Their hunger is the best guide in these cases: if kids are hungry after a morning of skiing, they can have a snack during the morning such as fresh fruit (bananas, etc.), dried fruit (dried apricots, sultanas) or nuts. Give them a snack which is easy to carry and provides quick energy so they keep having fun. The other meals of the day can provide good portions of starchy foods (such as pasta and potatoes) and protein (meat, fish, pulses and tofu), with healthy seasonal vegetable. This will fill them with energy and vitamins, and feed growth and energy requirements.
It's vital to satisfy your kids' feelings of hunger at any meal, while ensuring they have the energy they need to enjoy their activities. In some cases, when in groups for example, meal times cannot be adjusted. But when it's possible, why not? There's no need to force them at snack time if they aren't hungry. The afternoon snack should not be automatic, just because "it's time", but rather when kids are hungry. If it's getting late and they're hungry, give them a light snack to avoid them arriving at the dinner table with a full stomach, or have dinner earlier.It's important to learn to eat when you're hungry and stop when you're full. Knowing this about yourself and your appetite is useful at all ages.
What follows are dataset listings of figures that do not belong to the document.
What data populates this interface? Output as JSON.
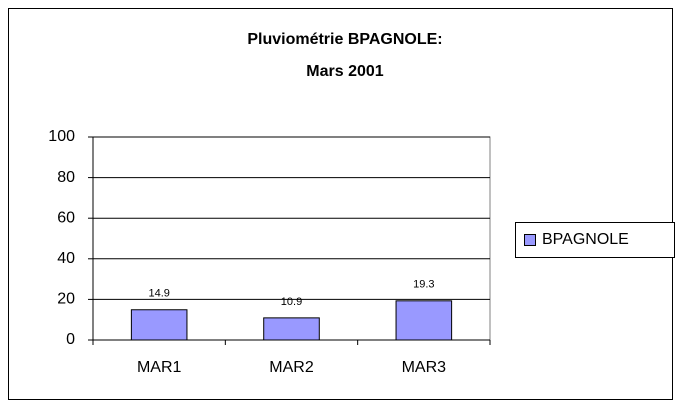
{
  "chart_data": {
    "type": "bar",
    "title": [
      "Pluviométrie BPAGNOLE:",
      "Mars 2001"
    ],
    "categories": [
      "MAR1",
      "MAR2",
      "MAR3"
    ],
    "series": [
      {
        "name": "BPAGNOLE",
        "color": "#9999ff",
        "values": [
          14.9,
          10.9,
          19.3
        ]
      }
    ],
    "ylim": [
      0,
      100
    ],
    "yticks": [
      0,
      20,
      40,
      60,
      80,
      100
    ],
    "grid": true,
    "legend": "right",
    "data_labels": true
  }
}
Homemade snacks are often presented as the best snack solutions - even as the only healthy option. But let's be realistic. If you have a full-time job, organising home life, balancing your couple and parenting is exhausting, mostly for mums.We don't need to feel guilty because we don't have time to bake a cake too. Shops stock perfectly satisfactory options. The time saved will be well spent elsewhere, for example taking a break to share a snack with your kids.
Here are some criteria to guide your choice when buying store snacks.
- Buy what your kids like: there's no point buying "healthy" biscuits that no one will eat and that will finish in the bin.
Snacks that kids enjoy:
- biscuits and cake: it's not easy to sort between claims about healthy content that inspire confidence on the front of the pack and the reality of the composition. The Nutriscore helps to avoid spending hours hesitating in the biscuit aisle. This score from A to E on the front of the pack makes it easier to compare similar products.The Nutriscore is not a universal rating of nutritional quality that rates some products such as biscuits as low generally. They can be consumed in moderation.That said, you can choose a C-rated packet over a similar D-rated packet of biscuits for better nutrition.
As we explained earlier, a cereal product is a good basis for a snack. It's even better if you add other nutrients such as fibre and protein.Ideally offer a biscuit, or another type of cereal product, with another type of food:
- fruits and fruit products: A piece of fresh fruit is ideal! It's a balanced snack that doesn't require any preparation - except maybe peeling. For children who aren't fond of fresh fruit, or simply for convenience and variety, stewed fruit pouches are a good option.Choose them with no added sugar: there is very little difference in flavour and you don't add unnecessary sugar. Stewed fruit pouches are very practical but more expensive than other options. Tubs are also easy to carry around. Just remember to keep a few spoons in your bag or in the glove box for a snack or picnic. This avoids more expensive options which include cutlery.For an economical option with a little less waste, you can now buy reusable pouches that are easy to clean and fill. Why not buy large jars of stewed apples with no added sugar? A 750g jar costs one or two euros depending on the brand. That fills six to eight pouches depending on their size.
- dairy products: easier to offer at home than outside, a plain yoghurt or a glass of milk are the simplest options. Avoid flavoured milks (chocolate and others) if possible. They are very sweet and not very nutritional.